We have seen the PIIGS (Portugal, Italy, Ireland, Greece and Spain) come to the agonizing realization that the Day of Reckoning has arrived. Soft Socialism has run out of other people's money to redistribute and these governments have run their credit dry. Weak economic growth has dipped into deep recessions with unemployment hovering at 25%. Huge public debts and struggling businesses are not accidents but the consequence of Social Democracy; what I call Soft Socialism. It is fitting that among the young, who have been miseducated to be big supporters of Socialism, unemployment is even higher, 50%.
It then comes as no surprise that one of the architects of Soft Socialism (France) is now coming to attention as it faces its own Day of Reckoning. The French people did the (to them) logical thing: put the Socialists in charge of reforming Socialism. And what has Mr Francois Hollande, France's Socialist President decided to do to make France more competitive? He and his Party did what you can expect Socialists to do: 1. had lots of meetings, 2. added more government in the form of a new Ministry (the Ministry of Industrial Recovery), 3. raised taxes on high earners and 4. and asked a sympathetic businessman (Luis Gallois, former Chairman of Airbus) to draw up plans to make France more competitive. So, how does the French version of hope and change coming? Well, the plans drawn up by Monsieur Gallois have been filed in the place where all such plans are filed, several high profile high earners have left France for friendlier countries (expect tax receipts to fall) and big businesses have concluded that there is no point to hire more workers.
What about the obstacles to productivity, which are: Rigid work rules, including the 35-hour week, high administrative costs, strict
government oversight of layoffs and generous severance when job loss is
inevitable.

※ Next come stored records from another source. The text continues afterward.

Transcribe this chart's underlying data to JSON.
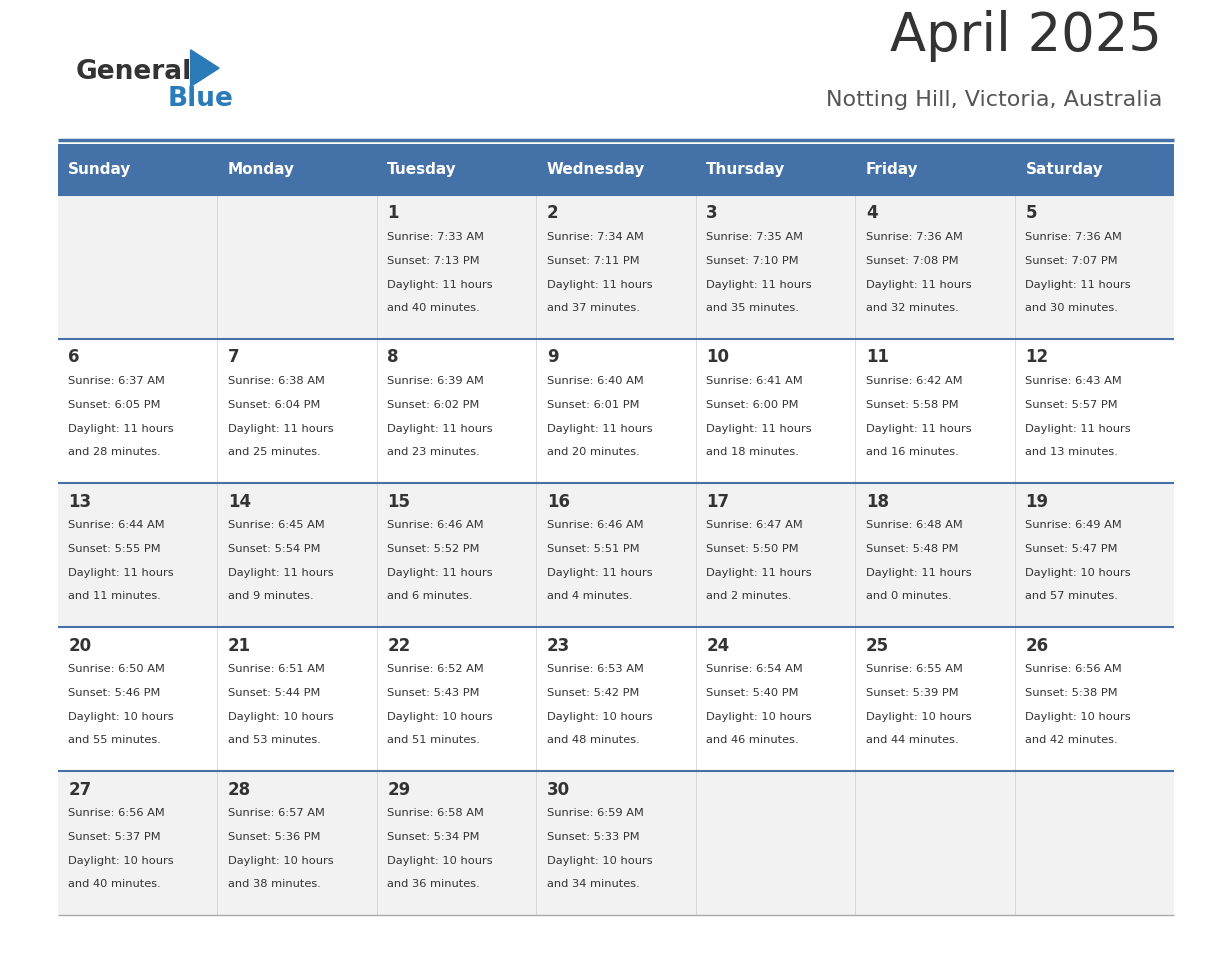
{
  "title": "April 2025",
  "subtitle": "Notting Hill, Victoria, Australia",
  "days_of_week": [
    "Sunday",
    "Monday",
    "Tuesday",
    "Wednesday",
    "Thursday",
    "Friday",
    "Saturday"
  ],
  "header_bg": "#4472A8",
  "header_text": "#FFFFFF",
  "row_bg_odd": "#F2F2F2",
  "row_bg_even": "#FFFFFF",
  "cell_text": "#333333",
  "divider_color": "#4472A8",
  "title_color": "#333333",
  "subtitle_color": "#555555",
  "logo_general_color": "#333333",
  "logo_blue_color": "#2B7BB9",
  "weeks": [
    {
      "days": [
        {
          "date": "",
          "sunrise": "",
          "sunset": "",
          "daylight": ""
        },
        {
          "date": "",
          "sunrise": "",
          "sunset": "",
          "daylight": ""
        },
        {
          "date": "1",
          "sunrise": "Sunrise: 7:33 AM",
          "sunset": "Sunset: 7:13 PM",
          "daylight": "Daylight: 11 hours\nand 40 minutes."
        },
        {
          "date": "2",
          "sunrise": "Sunrise: 7:34 AM",
          "sunset": "Sunset: 7:11 PM",
          "daylight": "Daylight: 11 hours\nand 37 minutes."
        },
        {
          "date": "3",
          "sunrise": "Sunrise: 7:35 AM",
          "sunset": "Sunset: 7:10 PM",
          "daylight": "Daylight: 11 hours\nand 35 minutes."
        },
        {
          "date": "4",
          "sunrise": "Sunrise: 7:36 AM",
          "sunset": "Sunset: 7:08 PM",
          "daylight": "Daylight: 11 hours\nand 32 minutes."
        },
        {
          "date": "5",
          "sunrise": "Sunrise: 7:36 AM",
          "sunset": "Sunset: 7:07 PM",
          "daylight": "Daylight: 11 hours\nand 30 minutes."
        }
      ]
    },
    {
      "days": [
        {
          "date": "6",
          "sunrise": "Sunrise: 6:37 AM",
          "sunset": "Sunset: 6:05 PM",
          "daylight": "Daylight: 11 hours\nand 28 minutes."
        },
        {
          "date": "7",
          "sunrise": "Sunrise: 6:38 AM",
          "sunset": "Sunset: 6:04 PM",
          "daylight": "Daylight: 11 hours\nand 25 minutes."
        },
        {
          "date": "8",
          "sunrise": "Sunrise: 6:39 AM",
          "sunset": "Sunset: 6:02 PM",
          "daylight": "Daylight: 11 hours\nand 23 minutes."
        },
        {
          "date": "9",
          "sunrise": "Sunrise: 6:40 AM",
          "sunset": "Sunset: 6:01 PM",
          "daylight": "Daylight: 11 hours\nand 20 minutes."
        },
        {
          "date": "10",
          "sunrise": "Sunrise: 6:41 AM",
          "sunset": "Sunset: 6:00 PM",
          "daylight": "Daylight: 11 hours\nand 18 minutes."
        },
        {
          "date": "11",
          "sunrise": "Sunrise: 6:42 AM",
          "sunset": "Sunset: 5:58 PM",
          "daylight": "Daylight: 11 hours\nand 16 minutes."
        },
        {
          "date": "12",
          "sunrise": "Sunrise: 6:43 AM",
          "sunset": "Sunset: 5:57 PM",
          "daylight": "Daylight: 11 hours\nand 13 minutes."
        }
      ]
    },
    {
      "days": [
        {
          "date": "13",
          "sunrise": "Sunrise: 6:44 AM",
          "sunset": "Sunset: 5:55 PM",
          "daylight": "Daylight: 11 hours\nand 11 minutes."
        },
        {
          "date": "14",
          "sunrise": "Sunrise: 6:45 AM",
          "sunset": "Sunset: 5:54 PM",
          "daylight": "Daylight: 11 hours\nand 9 minutes."
        },
        {
          "date": "15",
          "sunrise": "Sunrise: 6:46 AM",
          "sunset": "Sunset: 5:52 PM",
          "daylight": "Daylight: 11 hours\nand 6 minutes."
        },
        {
          "date": "16",
          "sunrise": "Sunrise: 6:46 AM",
          "sunset": "Sunset: 5:51 PM",
          "daylight": "Daylight: 11 hours\nand 4 minutes."
        },
        {
          "date": "17",
          "sunrise": "Sunrise: 6:47 AM",
          "sunset": "Sunset: 5:50 PM",
          "daylight": "Daylight: 11 hours\nand 2 minutes."
        },
        {
          "date": "18",
          "sunrise": "Sunrise: 6:48 AM",
          "sunset": "Sunset: 5:48 PM",
          "daylight": "Daylight: 11 hours\nand 0 minutes."
        },
        {
          "date": "19",
          "sunrise": "Sunrise: 6:49 AM",
          "sunset": "Sunset: 5:47 PM",
          "daylight": "Daylight: 10 hours\nand 57 minutes."
        }
      ]
    },
    {
      "days": [
        {
          "date": "20",
          "sunrise": "Sunrise: 6:50 AM",
          "sunset": "Sunset: 5:46 PM",
          "daylight": "Daylight: 10 hours\nand 55 minutes."
        },
        {
          "date": "21",
          "sunrise": "Sunrise: 6:51 AM",
          "sunset": "Sunset: 5:44 PM",
          "daylight": "Daylight: 10 hours\nand 53 minutes."
        },
        {
          "date": "22",
          "sunrise": "Sunrise: 6:52 AM",
          "sunset": "Sunset: 5:43 PM",
          "daylight": "Daylight: 10 hours\nand 51 minutes."
        },
        {
          "date": "23",
          "sunrise": "Sunrise: 6:53 AM",
          "sunset": "Sunset: 5:42 PM",
          "daylight": "Daylight: 10 hours\nand 48 minutes."
        },
        {
          "date": "24",
          "sunrise": "Sunrise: 6:54 AM",
          "sunset": "Sunset: 5:40 PM",
          "daylight": "Daylight: 10 hours\nand 46 minutes."
        },
        {
          "date": "25",
          "sunrise": "Sunrise: 6:55 AM",
          "sunset": "Sunset: 5:39 PM",
          "daylight": "Daylight: 10 hours\nand 44 minutes."
        },
        {
          "date": "26",
          "sunrise": "Sunrise: 6:56 AM",
          "sunset": "Sunset: 5:38 PM",
          "daylight": "Daylight: 10 hours\nand 42 minutes."
        }
      ]
    },
    {
      "days": [
        {
          "date": "27",
          "sunrise": "Sunrise: 6:56 AM",
          "sunset": "Sunset: 5:37 PM",
          "daylight": "Daylight: 10 hours\nand 40 minutes."
        },
        {
          "date": "28",
          "sunrise": "Sunrise: 6:57 AM",
          "sunset": "Sunset: 5:36 PM",
          "daylight": "Daylight: 10 hours\nand 38 minutes."
        },
        {
          "date": "29",
          "sunrise": "Sunrise: 6:58 AM",
          "sunset": "Sunset: 5:34 PM",
          "daylight": "Daylight: 10 hours\nand 36 minutes."
        },
        {
          "date": "30",
          "sunrise": "Sunrise: 6:59 AM",
          "sunset": "Sunset: 5:33 PM",
          "daylight": "Daylight: 10 hours\nand 34 minutes."
        },
        {
          "date": "",
          "sunrise": "",
          "sunset": "",
          "daylight": ""
        },
        {
          "date": "",
          "sunrise": "",
          "sunset": "",
          "daylight": ""
        },
        {
          "date": "",
          "sunrise": "",
          "sunset": "",
          "daylight": ""
        }
      ]
    }
  ]
}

The upshot is an effective tax rate of more than 60 percent on
corporate profits, once all the expenses are tallied. How about the reforms suggested by Mr Gallois: increase the work week, shift some of the tax burden to the workers and reduce government spending? President Hollande is quoted as "I'd advise against the idea of a shock, which has more of an attention-getting
effect than a real therapeutic effect," Hollande said Thursday. Without offering
details, he said he would prefer a "pact" among the government, workers and
employers.
Pres Hollande is like the Father in the European fairytale, who was offered money for one of his children, but he could not part with any, because he loved them all. The obstacles to productivity are the children of the Left and they are all precious to the Left, because they define who the Left are. The obstacles to productivity took decades to put in place and will not be removed if the Left has a way to preserve them.
But, time is running out. Standard and Poor downgraded the biggest French bank BNP Paribas last Thursday and the stage is set to usher in more unpleasant surprises.